Sunday, January 30, 2005

It's always embarrassing to walk into a brunch place alone on Sundays. I mean what else so clearly says, "Hey world, I slept alone last night!"



But you know what - I've done it a lot before and I'll do it a lot again, I'm sure, because the bottom line is, I like brunch, and I like to write while eating brunch and these days there's a dearth of people to have brunch with (hello, whatever happened to you K.M.?) -- so there you have it. I write alone at Sunday brunch. At least I don't drink alone at Sunday brunch. Yet.



At least I have company on Saturdays now. My good friend and talented writer Odious Woman has started to join me at various haunts around town (El Diablo Coffee Company and Uptown Espresso in Belltown are two new favorites) so we can be angst-ridden together.



I'm getting used to solitude in the evenings, though. I walk into my sparkling condo, so comfortable and clean, and think Aaah. I find that, instead of wanting to stay out late, socializing with whomever, I just want to retreat to a place of quiet. I still require much social stimulation - don't get me wrong. Probably more than most. But lately it's been more concentrated to just my close friends, rather than the vast web of second-tier friends and acquaintances that I could call on (and usually do after a breakup).
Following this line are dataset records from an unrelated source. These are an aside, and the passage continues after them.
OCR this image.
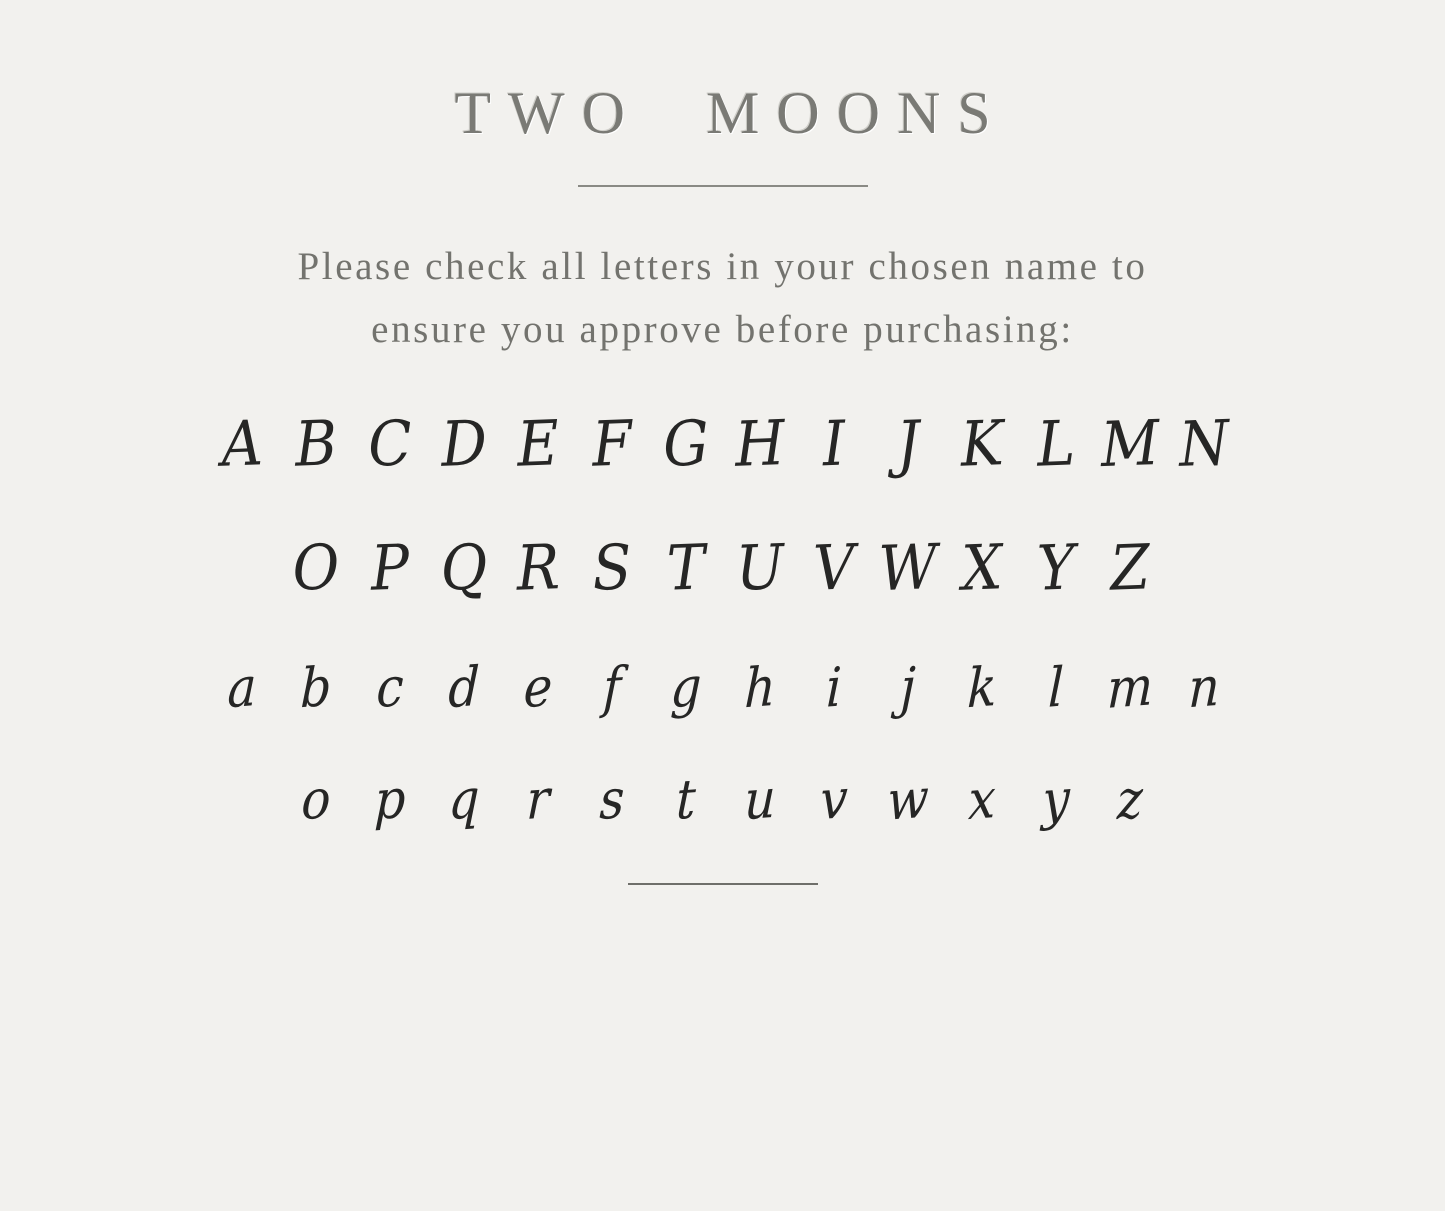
TWO  MOONS
Please check all letters in your chosen name to
ensure you approve before purchasing:
A B C D E F G H I J K L M N
O P Q R S T U V W X Y Z
a b c d e f g h i	j k l m n
o p q r s t u v w x y z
Then, around about 10 p.m., I just want to go home. I don't want to blaze into the evening in a slinky dress or flirt with people I don't know. It's partly that I'm sad. Still. And partly that my brain is just tired.



This book seems to suck up every last ounce of emotional and intellectual energy I have. Even if I'm not writing it, I'm thinking about it. When I wake up in the morning, it's the first thing on my mind. And it stays there - all day long - taking up space. Lots and lots of space. Which is why it's a good thing to have quiet in my life right now. This book makes so much damn noise - in my head, in my heart - that I need a lot of down time.



But there's a fine line for me between down time and too much down time - which gets me really down. So far, though - despite feeling sad and defeated about love - I seem to be doing OK. More good hours than bad.



And that's on only a 3/4 dose of Celexa!